Selon la Banque mondiale, il ne faudrait pas moins de 56 ans pour que le Congo-Kin retrouve le niveau de son économie des années 1960, à condition que le PIB continue à s’accroître au rythme moyen de 5% par an.
Gaston Mutamba Lukusa
Avant le 30 juin 1960, le Congo Belge est une colonie prospère. Dynamique à l’époque coloniale, l’économie s’est affaiblie dès l’indépendance du pays en 1960 à la suite de l’instabilité politique et des troubles sociaux. Les Congolais souhaitaient une indépendance immédiate et totale. L’ancienne puissance colonisatrice comptait maintenir sa domination durant encore plusieurs années. Pour ce faire, elle a appuyé la sécession de la province du Katanga et plusieurs conflits tribaux. Le Congo est ainsi devenu une utopie dès la première semaine de son indépendance. Qui pouvait imaginer à la veille de l’indépendance que le pays se caractériserait par un tel gâchis? Tous les politiciens prédisaient un avenir radieux.

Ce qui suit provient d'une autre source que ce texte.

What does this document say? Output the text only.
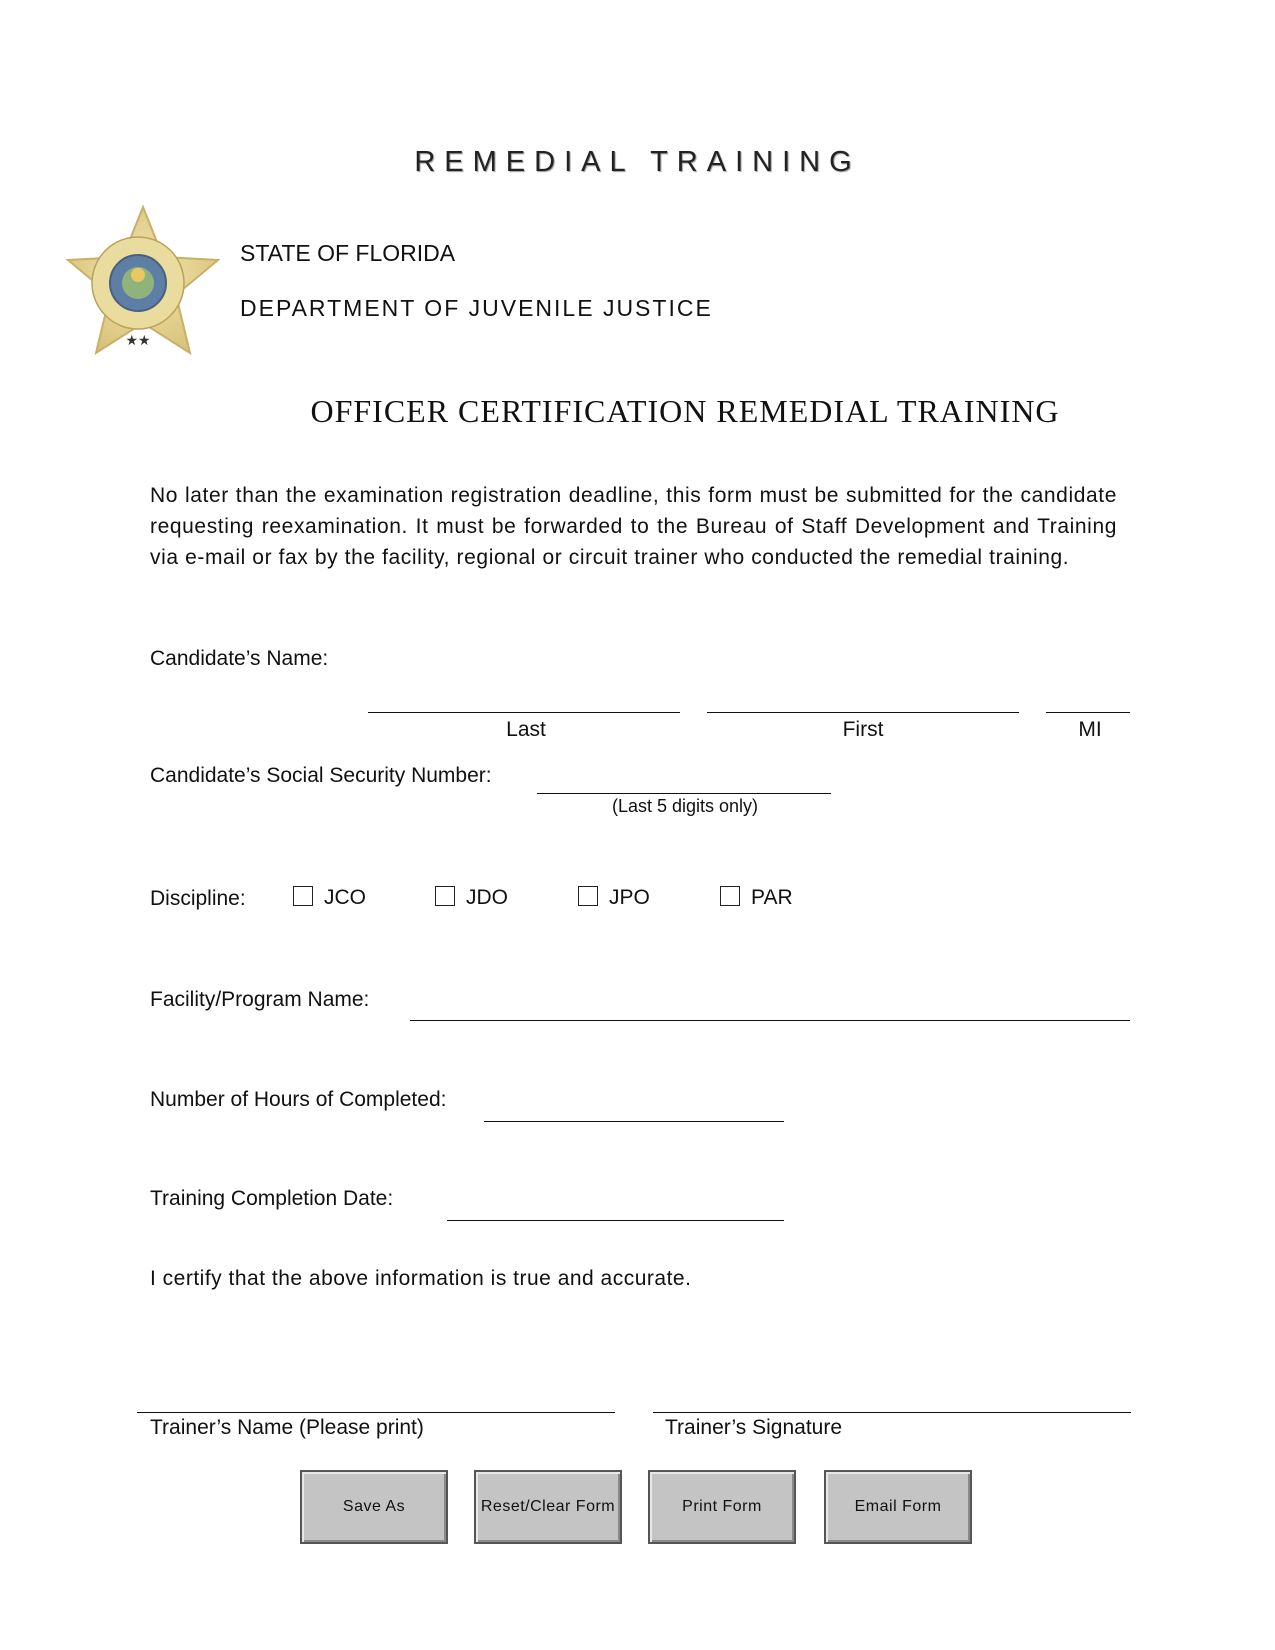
REMEDIAL TRAINING
★★
STATE OF FLORIDA
DEPARTMENT OF JUVENILE JUSTICE
OFFICER CERTIFICATION REMEDIAL TRAINING
No later than the examination registration deadline, this form must be submitted for the candidate requesting reexamination. It must be forwarded to the Bureau of Staff Development and Training via e-mail or fax by the facility, regional or circuit trainer who conducted the remedial training.
Candidate’s Name:
Last	First	MI
Candidate’s Social Security Number:
(Last 5 digits only)
Discipline:	JCO	JDO	JPO	PAR
Facility/Program Name:
Number of Hours of Completed:
Training Completion Date:
I certify that the above information is true and accurate.
Trainer’s Name (Please print)	Trainer’s Signature
Save As	Reset/Clear Form	Print Form	Email Form
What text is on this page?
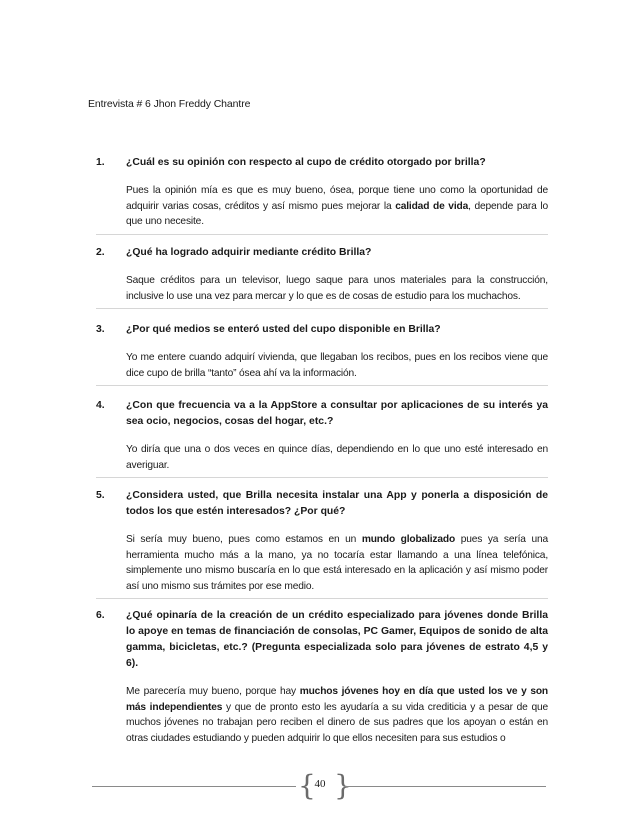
Entrevista # 6 Jhon Freddy Chantre
1.	¿Cuál es su opinión con respecto al cupo de crédito otorgado por brilla?
Pues la opinión mía es que es muy bueno, ósea, porque tiene uno como la oportunidad de adquirir varias cosas, créditos y así mismo pues mejorar la calidad de vida, depende para lo que uno necesite.
2.	¿Qué ha logrado adquirir mediante crédito Brilla?
Saque créditos para un televisor, luego saque para unos materiales para la construcción, inclusive lo use una vez para mercar y lo que es de cosas de estudio para los muchachos.
3.	¿Por qué medios se enteró usted del cupo disponible en Brilla?
Yo me entere cuando adquirí vivienda, que llegaban los recibos, pues en los recibos viene que dice cupo de brilla “tanto” ósea ahí va la información.
4.	¿Con que frecuencia va a la AppStore a consultar por aplicaciones de su interés ya sea ocio, negocios, cosas del hogar, etc.?
Yo diría que una o dos veces en quince días, dependiendo en lo que uno esté interesado en averiguar.
5.	¿Considera usted, que Brilla necesita instalar una App y ponerla a disposición de todos los que estén interesados? ¿Por qué?
Si sería muy bueno, pues como estamos en un mundo globalizado pues ya sería una herramienta mucho más a la mano, ya no tocaría estar llamando a una línea telefónica, simplemente uno mismo buscaría en lo que está interesado en la aplicación y así mismo poder así uno mismo sus trámites por ese medio.
6.	¿Qué opinaría de la creación de un crédito especializado para jóvenes donde Brilla lo apoye en temas de financiación de consolas, PC Gamer, Equipos de sonido de alta gamma, bicicletas, etc.? (Pregunta especializada solo para jóvenes de estrato 4,5 y 6).
Me parecería muy bueno, porque hay muchos jóvenes hoy en día que usted los ve y son más independientes y que de pronto esto les ayudaría a su vida crediticia y a pesar de que muchos jóvenes no trabajan pero reciben el dinero de sus padres que los apoyan o están en otras ciudades estudiando y pueden adquirir lo que ellos necesiten para sus estudios o
{
40 }
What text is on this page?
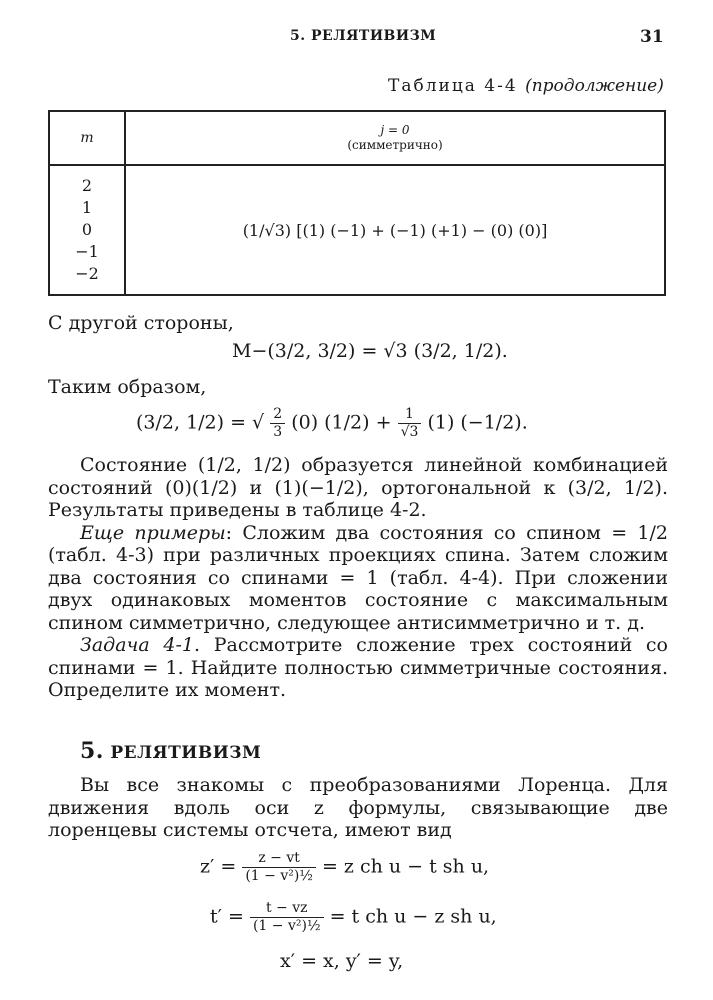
5. РЕЛЯТИВИЗМ	31
Таблица 4-4 (продолжение)
m	j = 0
(симметрично)

2
1
0
−1
−2	(1/√3) [(1) (−1) + (−1) (+1) − (0) (0)]
С другой стороны,
M−(3/2, 3/2) = √3 (3/2, 1/2).
Таким образом,
(3/2, 1/2) = √ $\frac{2}{3} (0) (1/2) + \frac{1}{√3} (1)$ (−1/2).

Состояние (1/2, 1/2) образуется линейной комбинацией состояний (0)(1/2) и (1)(−1/2), ортогональной к (3/2, 1/2). Результаты приведены в таблице 4-2.

Еще примеры: Сложим два состояния со спином = 1/2 (табл. 4-3) при различных проекциях спина. Затем сложим два состояния со спинами = 1 (табл. 4-4). При сложении двух одинаковых моментов состояние с максимальным спином симметрично, следующее антисимметрично и т. д.

Задача 4-1. Рассмотрите сложение трех состояний со спинами = 1. Найдите полностью симметричные состояния. Определите их момент.

5. РЕЛЯТИВИЗМ

Вы все знакомы с преобразованиями Лоренца. Для движения вдоль оси z формулы, связывающие две лоренцевы системы отсчета, имеют вид

$z' = \frac{z - vt}{\text{(1 − v²)½}} = z$ ch u − t sh u,
$t' = \frac{t - vz}{\text{(1 − v²)½}} = t$ ch u − z sh u,
x′ = x, y′ = y,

Quelques passages de l’hymne national prophétisent même que nous bâtirons un pays plus beau qu’avant, dans la paix. C’est le contraire que la population a vécu. Cette situation de détresse économique est aussi la résultante d’une mauvaise gouvernance et du non-respect des droits de l’homme. Le Rapport mondial sur le développement humain 2020 du PNUD situe l’indice de développement humain de la République Démocratique du Congo à 0,480 ce qui classe le pays au 175ème rang mondial sur 189, soit parmi les pays à faible développement humain.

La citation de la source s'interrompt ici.